Silence. Only the faint vibration of the elevator stopping on some distant floor.

Time passed, minute by minute. Anxiety coiled around him like vines. He imagined possible scenarios behind the door: an elderly person collapsed from a sudden illness? A patient unconscious? 'Lifesaving medicine' – the term magnified in his mind, warping into a heavy burden of responsibility. But the system didn't permit him to break down the door; the rules were like an invisible wall, separating him from the possibilities within.

He looked at the medicine bag in his hand; it felt searingly hot. He couldn't just leave it carelessly by the door; that felt like a desecration of something unknown and serious. Nor could he leave with peace of mind. An absurd chasm had opened between the cold rules of the system and the potential human emergency, and he was suspended above it.

Ten minutes were up. The system prompted him to proceed with the next step. He hesitated. He felt like more than just a delivery rider; he was a messenger standing at a crossroads of fate, yet he knew nothing of the message's content or the recipient's condition, only that it was 'urgent'.

An absurd thought flashed through his mind: Maybe Mr. K didn't exist? Maybe this was just a system error, a maze designed to test him? He shook his head, dismissing the idea.

He decided to return to the pharmacy.

The electric scooter navigated the streets again, but this time the city felt unfamiliar and hostile. Back at the pharmacy, the lighting was still stark white. He found the same pharmacist.

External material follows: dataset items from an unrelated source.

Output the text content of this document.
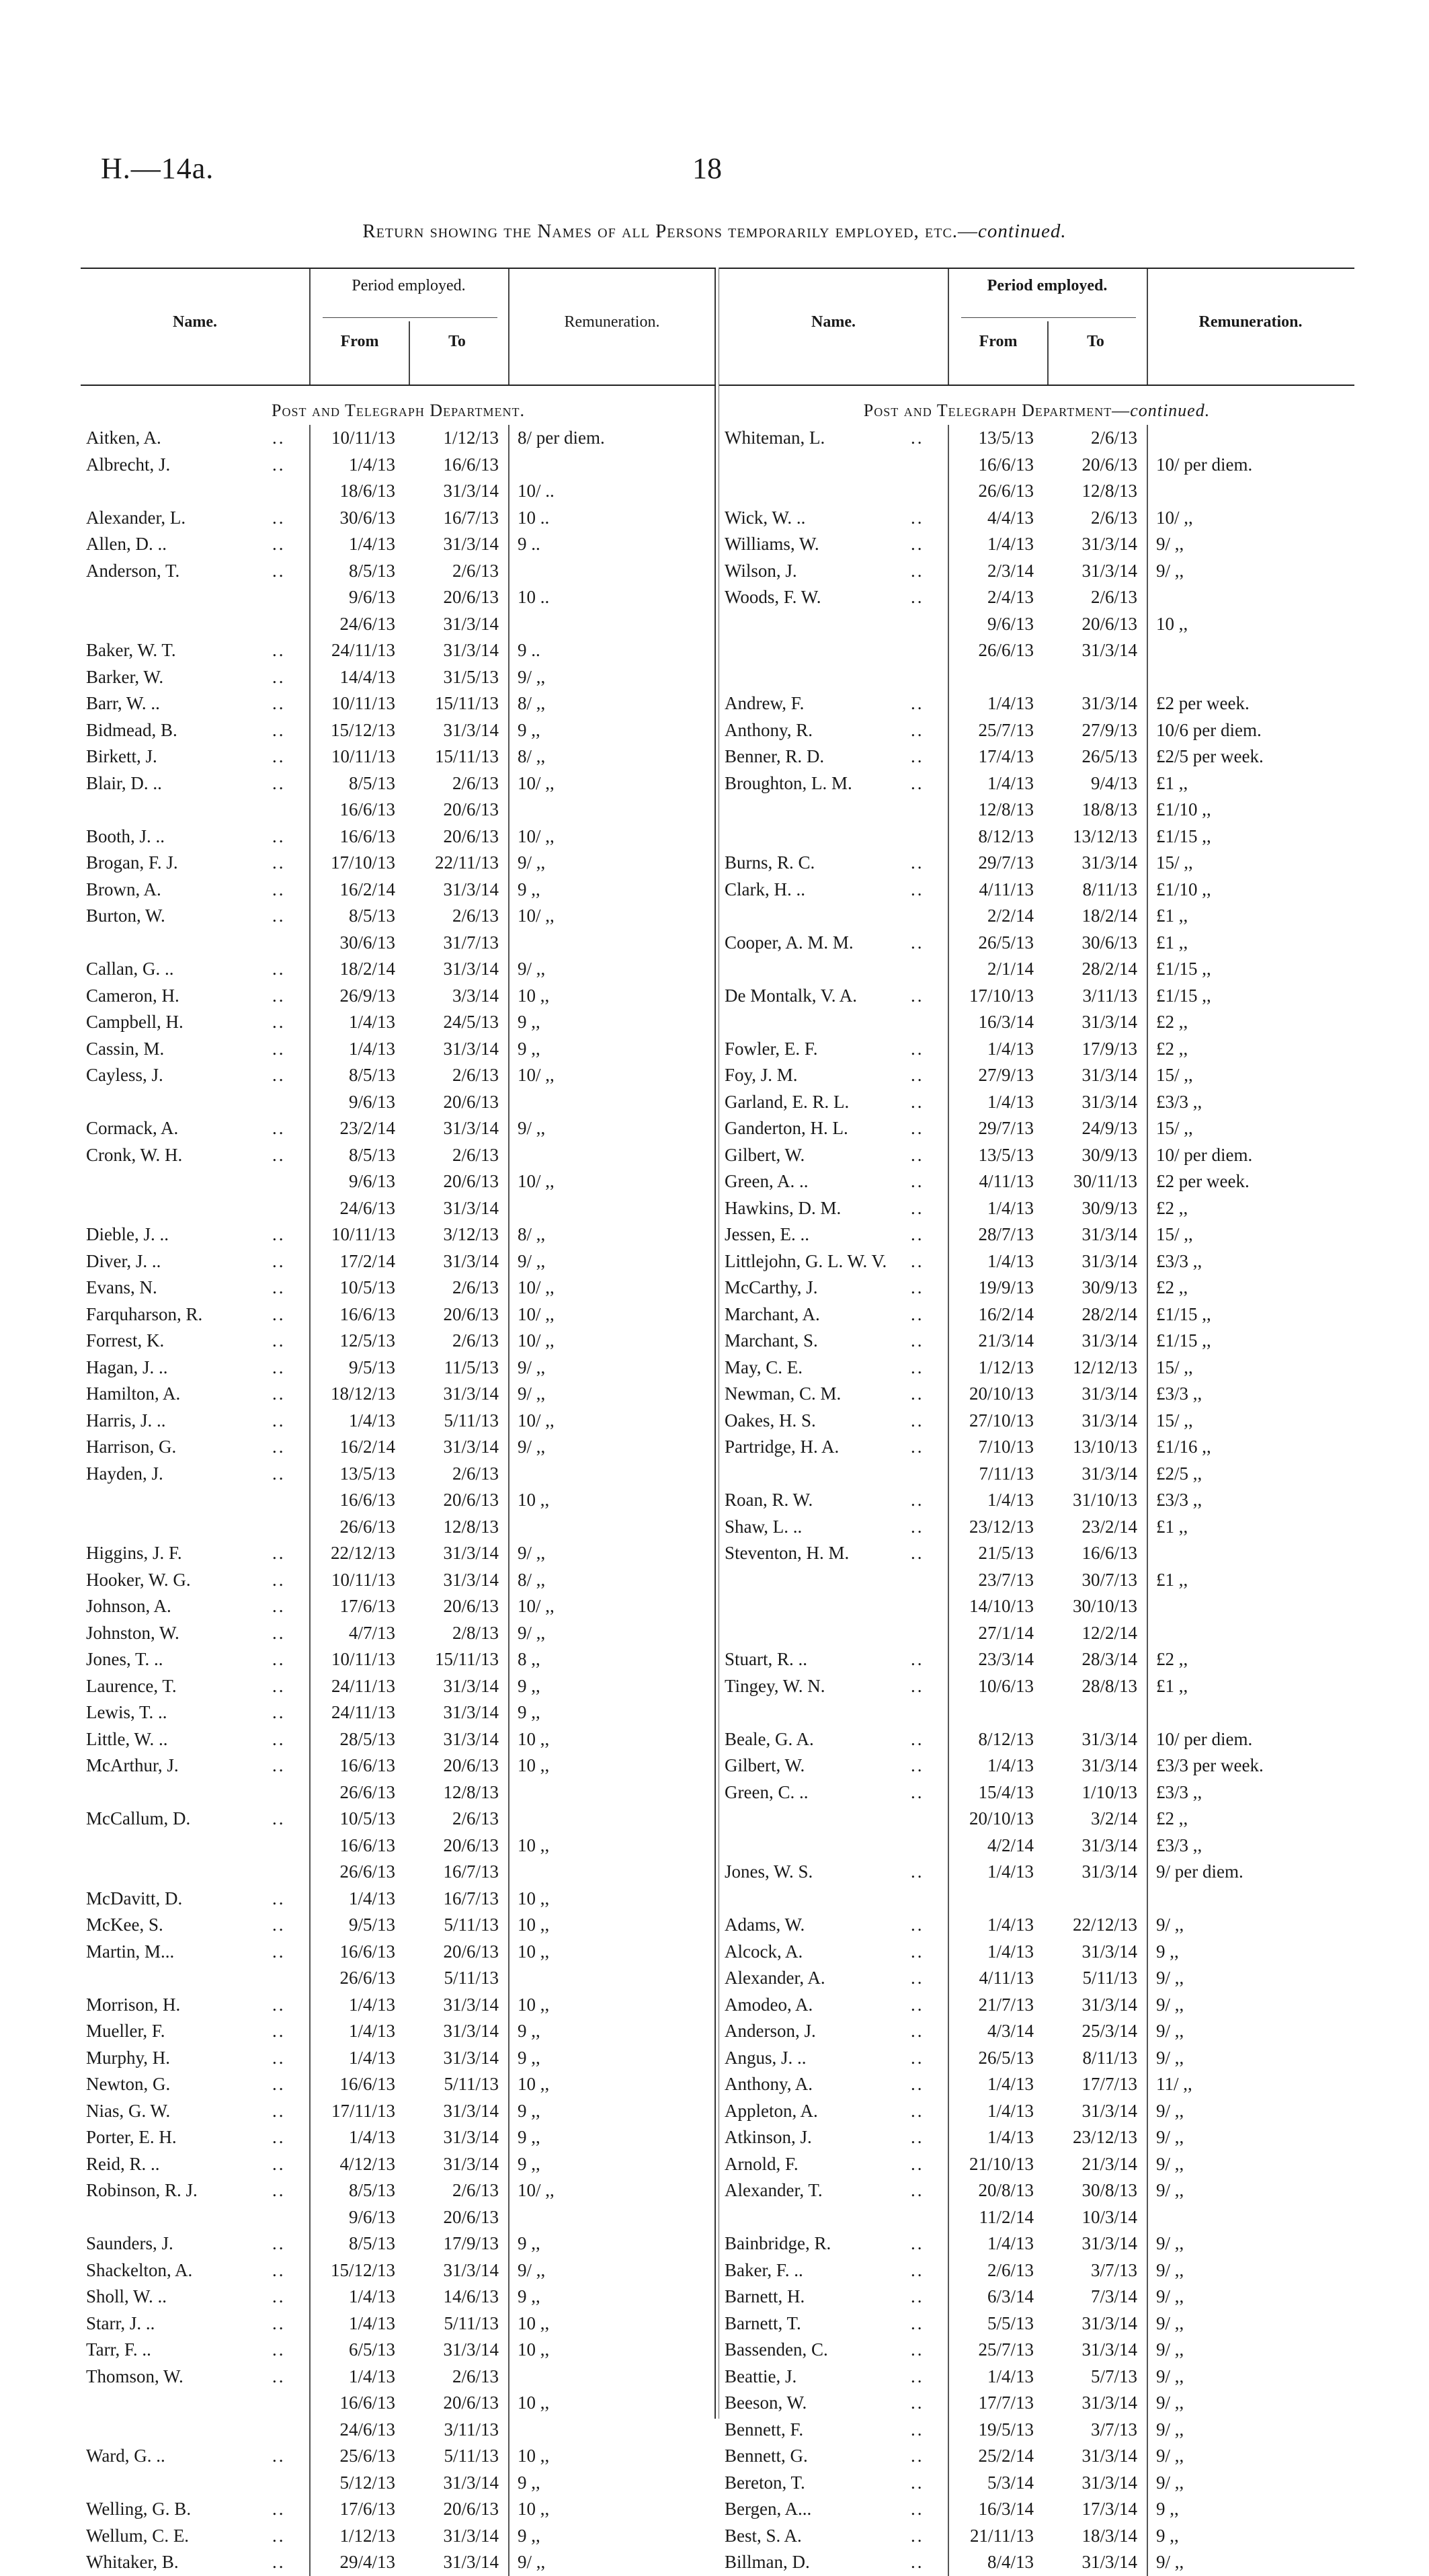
H.—14a.	18
Return showing the Names of all Persons temporarily employed, etc.—continued.
Name.
Period employed.
From	To
Remuneration.
Post and Telegraph Department.
Aitken, A.	10/11/13	1/12/13 8/ per diem.
..
Albrecht, J.	1/4/13	16/6/13
..
18/6/13	31/3/14 10/ ..
Alexander, L.	30/6/13	16/7/13 10 ..
..
Allen, D. ..	1/4/13	31/3/14 9 ..
..
Anderson, T.	8/5/13	2/6/13
..
9/6/13	20/6/13 10 ..
24/6/13	31/3/14
Baker, W. T.	24/11/13	31/3/14 9 ..
..
Barker, W.	14/4/13	31/5/13 9/ ,,
..
Barr, W. ..	10/11/13	15/11/13 8/ ,,
..
Bidmead, B.	15/12/13	31/3/14 9 ,,
..
Birkett, J.	10/11/13	15/11/13 8/ ,,
..
Blair, D. ..	8/5/13	2/6/13 10/ ,,
..
16/6/13	20/6/13
Booth, J. ..	16/6/13	20/6/13 10/ ,,
..
Brogan, F. J.	17/10/13	22/11/13 9/ ,,
..
Brown, A.	16/2/14	31/3/14 9 ,,
..
Burton, W.	8/5/13	2/6/13 10/ ,,
..
30/6/13	31/7/13
Callan, G. ..	18/2/14	31/3/14 9/ ,,
..
Cameron, H.	26/9/13	3/3/14 10 ,,
..
Campbell, H.	1/4/13	24/5/13 9 ,,
..
Cassin, M.	1/4/13	31/3/14 9 ,,
..
Cayless, J.	8/5/13	2/6/13 10/ ,,
..
9/6/13	20/6/13
Cormack, A.	23/2/14	31/3/14 9/ ,,
..
Cronk, W. H.	8/5/13	2/6/13
..
9/6/13	20/6/13 10/ ,,
24/6/13	31/3/14
Dieble, J. ..	10/11/13	3/12/13 8/ ,,
..
Diver, J. ..	17/2/14	31/3/14 9/ ,,
..
Evans, N.	10/5/13	2/6/13 10/ ,,
..
Farquharson, R.	16/6/13	20/6/13 10/ ,,
..
Forrest, K.	12/5/13	2/6/13 10/ ,,
..
Hagan, J. ..	9/5/13	11/5/13 9/ ,,
..
Hamilton, A.	18/12/13	31/3/14 9/ ,,
..
Harris, J. ..	1/4/13	5/11/13 10/ ,,
..
Harrison, G.	16/2/14	31/3/14 9/ ,,
..
Hayden, J.	13/5/13	2/6/13
..
16/6/13	20/6/13 10 ,,
26/6/13	12/8/13
Higgins, J. F.	22/12/13	31/3/14 9/ ,,
..
Hooker, W. G.	10/11/13	31/3/14 8/ ,,
..
Johnson, A.	17/6/13	20/6/13 10/ ,,
..
Johnston, W.	4/7/13	2/8/13 9/ ,,
..
Jones, T. ..	10/11/13	15/11/13 8 ,,
..
Laurence, T.	24/11/13	31/3/14 9 ,,
..
Lewis, T. ..	24/11/13	31/3/14 9 ,,
..
Little, W. ..	28/5/13	31/3/14 10 ,,
..
McArthur, J.	16/6/13	20/6/13 10 ,,
..
26/6/13	12/8/13
McCallum, D.	10/5/13	2/6/13
..
16/6/13	20/6/13 10 ,,
26/6/13	16/7/13
McDavitt, D.	1/4/13	16/7/13 10 ,,
..
McKee, S.	9/5/13	5/11/13 10 ,,
..
Martin, M...	16/6/13	20/6/13 10 ,,
..
26/6/13	5/11/13
Morrison, H.	1/4/13	31/3/14 10 ,,
..
Mueller, F.	1/4/13	31/3/14 9 ,,
..
Murphy, H.	1/4/13	31/3/14 9 ,,
..
Newton, G.	16/6/13	5/11/13 10 ,,
..
Nias, G. W.	17/11/13	31/3/14 9 ,,
..
Porter, E. H.	1/4/13	31/3/14 9 ,,
..
Reid, R. ..	4/12/13	31/3/14 9 ,,
..
Robinson, R. J.	8/5/13	2/6/13 10/ ,,
..
9/6/13	20/6/13
Saunders, J.	8/5/13	17/9/13 9 ,,
..
Shackelton, A.	15/12/13	31/3/14 9/ ,,
..
Sholl, W. ..	1/4/13	14/6/13 9 ,,
..
Starr, J. ..	1/4/13	5/11/13 10 ,,
..
Tarr, F. ..	6/5/13	31/3/14 10 ,,
..
Thomson, W.	1/4/13	2/6/13
..
16/6/13	20/6/13 10 ,,
24/6/13	3/11/13
Ward, G. ..	25/6/13	5/11/13 10 ,,
..
5/12/13	31/3/14 9 ,,
Welling, G. B.	17/6/13	20/6/13 10 ,,
..
Wellum, C. E.	1/12/13	31/3/14 9 ,,
..
Whitaker, B.	29/4/13	31/3/14 9/ ,,
..
Name.
Period employed.
From	To
Remuneration.
Post and Telegraph Department—continued.
Whiteman, L.	13/5/13	2/6/13
..
16/6/13	20/6/13 10/ per diem.
26/6/13	12/8/13
Wick, W. ..	4/4/13	2/6/13 10/ ,,
..
Williams, W.	1/4/13	31/3/14 9/ ,,
..
Wilson, J.	2/3/14	31/3/14 9/ ,,
..
Woods, F. W.	2/4/13	2/6/13
..
9/6/13	20/6/13 10 ,,
26/6/13	31/3/14
Andrew, F.	1/4/13	31/3/14 £2 per week.
..
Anthony, R.	25/7/13	27/9/13 10/6 per diem.
..
Benner, R. D.	17/4/13	26/5/13 £2/5 per week.
..
Broughton, L. M.	1/4/13	9/4/13 £1 ,,
..
12/8/13	18/8/13 £1/10 ,,
8/12/13	13/12/13 £1/15 ,,
Burns, R. C.	29/7/13	31/3/14 15/ ,,
..
Clark, H. ..	4/11/13	8/11/13 £1/10 ,,
..
2/2/14	18/2/14 £1 ,,
Cooper, A. M. M.	26/5/13	30/6/13 £1 ,,
..
2/1/14	28/2/14 £1/15 ,,
De Montalk, V. A.	17/10/13	3/11/13 £1/15 ,,
..
16/3/14	31/3/14 £2 ,,
Fowler, E. F.	1/4/13	17/9/13 £2 ,,
..
Foy, J. M.	27/9/13	31/3/14 15/ ,,
..
Garland, E. R. L.	1/4/13	31/3/14 £3/3 ,,
..
Ganderton, H. L.	29/7/13	24/9/13 15/ ,,
..
Gilbert, W.	13/5/13	30/9/13 10/ per diem.
..
Green, A. ..	4/11/13	30/11/13 £2 per week.
..
Hawkins, D. M.	1/4/13	30/9/13 £2 ,,
..
Jessen, E. ..	28/7/13	31/3/14 15/ ,,
..
Littlejohn, G. L. W. V.	1/4/13	31/3/14 £3/3 ,,
..
McCarthy, J.	19/9/13	30/9/13 £2 ,,
..
Marchant, A.	16/2/14	28/2/14 £1/15 ,,
..
Marchant, S.	21/3/14	31/3/14 £1/15 ,,
..
May, C. E.	1/12/13	12/12/13 15/ ,,
..
Newman, C. M.	20/10/13	31/3/14 £3/3 ,,
..
Oakes, H. S.	27/10/13	31/3/14 15/ ,,
..
Partridge, H. A.	7/10/13	13/10/13 £1/16 ,,
..
7/11/13	31/3/14 £2/5 ,,
Roan, R. W.	1/4/13	31/10/13 £3/3 ,,
..
Shaw, L. ..	23/12/13	23/2/14 £1 ,,
..
Steventon, H. M.	21/5/13	16/6/13
..
23/7/13	30/7/13 £1 ,,
14/10/13	30/10/13
27/1/14	12/2/14
Stuart, R. ..	23/3/14	28/3/14 £2 ,,
..
Tingey, W. N.	10/6/13	28/8/13 £1 ,,
..
Beale, G. A.	8/12/13	31/3/14 10/ per diem.
..
Gilbert, W.	1/4/13	31/3/14 £3/3 per week.
..
Green, C. ..	15/4/13	1/10/13 £3/3 ,,
..
20/10/13	3/2/14 £2 ,,
4/2/14	31/3/14 £3/3 ,,
Jones, W. S.	1/4/13	31/3/14 9/ per diem.
..
Adams, W.	1/4/13	22/12/13 9/ ,,
..
Alcock, A.	1/4/13	31/3/14 9 ,,
..
Alexander, A.	4/11/13	5/11/13 9/ ,,
..
Amodeo, A.	21/7/13	31/3/14 9/ ,,
..
Anderson, J.	4/3/14	25/3/14 9/ ,,
..
Angus, J. ..	26/5/13	8/11/13 9/ ,,
..
Anthony, A.	1/4/13	17/7/13 11/ ,,
..
Appleton, A.	1/4/13	31/3/14 9/ ,,
..
Atkinson, J.	1/4/13	23/12/13 9/ ,,
..
Arnold, F.	21/10/13	21/3/14 9/ ,,
..
Alexander, T.	20/8/13	30/8/13 9/ ,,
..
11/2/14	10/3/14
Bainbridge, R.	1/4/13	31/3/14 9/ ,,
..
Baker, F. ..	2/6/13	3/7/13 9/ ,,
..
Barnett, H.	6/3/14	7/3/14 9/ ,,
..
Barnett, T.	5/5/13	31/3/14 9/ ,,
..
Bassenden, C.	25/7/13	31/3/14 9/ ,,
..
Beattie, J.	1/4/13	5/7/13 9/ ,,
..
Beeson, W.	17/7/13	31/3/14 9/ ,,
..
Bennett, F.	19/5/13	3/7/13 9/ ,,
..
Bennett, G.	25/2/14	31/3/14 9/ ,,
..
Bereton, T.	5/3/14	31/3/14 9/ ,,
..
Bergen, A...	16/3/14	17/3/14 9 ,,
..
Best, S. A.	21/11/13	18/3/14 9 ,,
..
Billman, D.	8/4/13	31/3/14 9/ ,,
..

"Hello, I couldn't deliver this medicine. The phone line is busy, and no one's home." He placed the bag on the counter.

The pharmacist glanced at the bag, then at him, his eyes as calm as stagnant water. "Oh."

"I wanted to ask," Xiao Li began hesitantly, "Is this... lifesaving medicine?"

The pharmacist adjusted his glasses, the lenses reflecting the light, obscuring his eyes. "All medicine can be lifesaving in the hands of someone who needs it. Or maybe not. Who knows?" He picked up the bag, turned, and placed it back on some shelf, the movement as smooth as when he had handed it to Xiao Li earlier, as if it were just a routine return.

"But... what if he really needed it urgently?" Xiao Li felt a wave of helplessness.

"The system will handle it," the pharmacist said flatly. "Maybe the order will be canceled, maybe it will be reassigned. The system has its rules."

Xiao Li stood there, feeling like a superfluous part. He had tried to follow the rules, yet he was troubled by something deeper. He left the pharmacy and got on his scooter. A new order had already popped up on his phone, urging him towards the next location.

He started the scooter and merged into the traffic flow. But he couldn't shake the feeling that the pharmacy behind him, the door on the top floor of Unit 3 in 'Rosemary Garden,' hung in his world like a giant question mark. Had he done something wrong? Or rather, had he done nothing at all? He had merely followed the procedure, like a cog engaging precisely, then disengaging.

Maybe Mr. K had just stepped out. Maybe the medicine wasn't that urgent after all. Maybe...

He didn't dare to think further. He looked up at the endless stream of headlights and neon signs ahead, feeling enveloped by an invisible net. He sped up, wanting to escape, but not knowing where to escape to. The hum of the electric scooter, like a long sigh, dissipated into the city's clamor. He had a faint sense that he might never truly 'complete' that last order; it would linger like a ghost attached to his daily routes, like the entrance to a maze he could never reach. That light paper bag might have contained not just pills, but also cold metaphors about responsibility, existence, and the vast machinery of modern society. And he was just an insignificant rider who had carried it, fleetingly, on its journey.